Why This Research Matters

Financial choices affect savings, college funds, and retirement, so we need advisors that protect people from risky hype while still finding good opportunities. Conv-FinRe makes it possible to check whether an AI is being a wise coach (utility), an empathetic copilot (behavior), a trend follower (momentum), or a safety-first guardian—and to see those strengths and weaknesses clearly. This helps developers design AIs that better fit real people’s comfort with risk, not just short-term clicks. It also gives regulators, platforms, and users a way to compare advisors on fairness and prudence, not only popularity. By grounding evaluation in investor-specific utility and conversations over time, the benchmark pushes the field toward safer, more human-centered financial guidance. Ultimately, it reduces the chance of models encouraging decisions that feel exciting now but hurt later.

Detailed Explanation

Tap terms for definitions

01Background & Problem Definition

🍞 Hook: You know how your favorite music app guesses songs you’ll like by looking at what you played before? That works pretty well for music because your past likes are a strong clue to your future likes.

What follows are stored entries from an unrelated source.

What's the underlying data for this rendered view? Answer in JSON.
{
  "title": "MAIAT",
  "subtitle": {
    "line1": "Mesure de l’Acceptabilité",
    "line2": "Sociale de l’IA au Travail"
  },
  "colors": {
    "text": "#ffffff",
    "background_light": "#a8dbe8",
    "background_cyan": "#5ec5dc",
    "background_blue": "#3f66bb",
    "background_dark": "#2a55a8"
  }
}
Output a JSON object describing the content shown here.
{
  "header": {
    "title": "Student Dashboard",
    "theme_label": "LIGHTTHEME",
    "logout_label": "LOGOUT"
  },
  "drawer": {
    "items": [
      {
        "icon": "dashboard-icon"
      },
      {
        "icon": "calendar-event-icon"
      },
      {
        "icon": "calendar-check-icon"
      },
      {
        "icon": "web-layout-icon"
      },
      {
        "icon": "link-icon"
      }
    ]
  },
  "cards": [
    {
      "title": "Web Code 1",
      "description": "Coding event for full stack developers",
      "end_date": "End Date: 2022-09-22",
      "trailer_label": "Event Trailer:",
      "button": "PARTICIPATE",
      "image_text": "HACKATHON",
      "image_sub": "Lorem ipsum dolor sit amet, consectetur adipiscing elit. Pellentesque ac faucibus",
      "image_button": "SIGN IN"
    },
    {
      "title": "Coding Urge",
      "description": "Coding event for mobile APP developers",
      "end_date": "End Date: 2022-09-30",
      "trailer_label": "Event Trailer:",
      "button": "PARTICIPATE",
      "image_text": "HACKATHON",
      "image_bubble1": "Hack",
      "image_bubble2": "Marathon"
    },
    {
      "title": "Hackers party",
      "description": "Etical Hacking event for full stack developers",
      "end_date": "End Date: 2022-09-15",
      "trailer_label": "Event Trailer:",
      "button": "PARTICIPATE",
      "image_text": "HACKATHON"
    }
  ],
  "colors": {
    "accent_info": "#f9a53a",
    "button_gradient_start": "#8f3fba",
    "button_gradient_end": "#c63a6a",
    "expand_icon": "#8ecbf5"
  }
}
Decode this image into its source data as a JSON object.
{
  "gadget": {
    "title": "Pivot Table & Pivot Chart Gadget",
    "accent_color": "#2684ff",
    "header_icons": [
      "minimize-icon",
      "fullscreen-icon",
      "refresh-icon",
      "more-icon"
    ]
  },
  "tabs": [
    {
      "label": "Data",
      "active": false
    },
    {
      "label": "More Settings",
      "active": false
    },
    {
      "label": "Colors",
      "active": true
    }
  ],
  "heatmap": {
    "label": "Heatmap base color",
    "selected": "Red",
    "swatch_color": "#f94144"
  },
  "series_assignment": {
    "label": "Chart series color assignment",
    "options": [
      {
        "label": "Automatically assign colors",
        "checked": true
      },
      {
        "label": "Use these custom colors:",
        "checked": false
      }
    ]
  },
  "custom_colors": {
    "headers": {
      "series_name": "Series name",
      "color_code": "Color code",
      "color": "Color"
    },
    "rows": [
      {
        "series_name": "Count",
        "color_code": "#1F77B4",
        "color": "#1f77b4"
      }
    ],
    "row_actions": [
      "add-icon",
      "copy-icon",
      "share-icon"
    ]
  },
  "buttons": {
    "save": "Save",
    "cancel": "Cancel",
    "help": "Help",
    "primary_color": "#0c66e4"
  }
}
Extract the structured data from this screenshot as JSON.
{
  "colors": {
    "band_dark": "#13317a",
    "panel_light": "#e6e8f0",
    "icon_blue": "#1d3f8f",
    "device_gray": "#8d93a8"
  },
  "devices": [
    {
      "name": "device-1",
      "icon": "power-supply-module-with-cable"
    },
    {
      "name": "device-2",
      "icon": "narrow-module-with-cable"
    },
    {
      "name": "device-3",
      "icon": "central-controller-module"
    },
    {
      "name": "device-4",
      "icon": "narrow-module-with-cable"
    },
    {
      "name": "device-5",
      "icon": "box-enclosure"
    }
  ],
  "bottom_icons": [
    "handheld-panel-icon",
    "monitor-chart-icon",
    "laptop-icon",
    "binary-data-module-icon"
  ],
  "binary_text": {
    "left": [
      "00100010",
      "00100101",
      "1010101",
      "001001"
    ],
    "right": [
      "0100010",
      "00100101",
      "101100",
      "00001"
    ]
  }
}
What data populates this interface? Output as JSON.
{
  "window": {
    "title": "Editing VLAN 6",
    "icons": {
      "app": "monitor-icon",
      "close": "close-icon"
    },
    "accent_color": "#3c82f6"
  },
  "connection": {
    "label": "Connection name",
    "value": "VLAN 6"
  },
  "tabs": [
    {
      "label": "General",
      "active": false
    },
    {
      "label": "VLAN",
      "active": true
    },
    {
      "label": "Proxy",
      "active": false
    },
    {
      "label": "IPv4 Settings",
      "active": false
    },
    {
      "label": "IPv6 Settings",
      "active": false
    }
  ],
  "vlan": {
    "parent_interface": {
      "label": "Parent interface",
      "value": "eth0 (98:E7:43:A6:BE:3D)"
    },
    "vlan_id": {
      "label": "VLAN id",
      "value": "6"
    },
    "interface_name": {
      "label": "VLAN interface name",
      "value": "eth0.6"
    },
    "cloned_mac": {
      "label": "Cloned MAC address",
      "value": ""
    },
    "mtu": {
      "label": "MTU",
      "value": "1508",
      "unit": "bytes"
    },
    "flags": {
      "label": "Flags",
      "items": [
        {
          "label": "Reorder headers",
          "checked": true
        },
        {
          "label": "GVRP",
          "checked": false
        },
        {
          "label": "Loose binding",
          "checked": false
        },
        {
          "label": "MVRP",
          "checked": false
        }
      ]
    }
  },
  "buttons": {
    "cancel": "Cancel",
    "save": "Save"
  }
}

🥬 The Concept (Behavioral Imitation in Recommendations): In most recommendation tests, a model is called “good” if it suggests exactly what a user clicked before. How it works:

Collect clicks/ratings from the past
Train or prompt the model to reproduce those choices
Score it higher when it matches past behavior Why it matters: This is fast and simple, and for movies or shopping, it’s usually a solid proxy for what people enjoy. 🍞 Anchor: If you always click superhero movies, the system shows more superheroes and gets an “A” for matching you.

🍞 Hook: Imagine choosing snacks before a soccer game. If you eat only candy because you liked it yesterday, you might feel sick later. In money choices, “yesterday’s clicks” can be candy.

🥬 The Concept (Finance Is Different): Financial advice must consider risk and long-term goals, not just yesterday’s actions. How it works:

Markets are noisy—prices bounce up and down for many reasons
People feel emotions—fear and greed can change short-term choices
Investors have risk limits—what’s okay for one person may be scary for another Why it matters: Copying past trades can reward bad habits or lucky guesses and ignore safety nets. 🍞 Anchor: If someone panic-bought a hot stock last week, a copycat advisor might keep pushing hot stocks, even when it’s too risky for them.

🍞 Hook: Think of a coach who trains you to be healthy for a whole season, not just to win today’s practice.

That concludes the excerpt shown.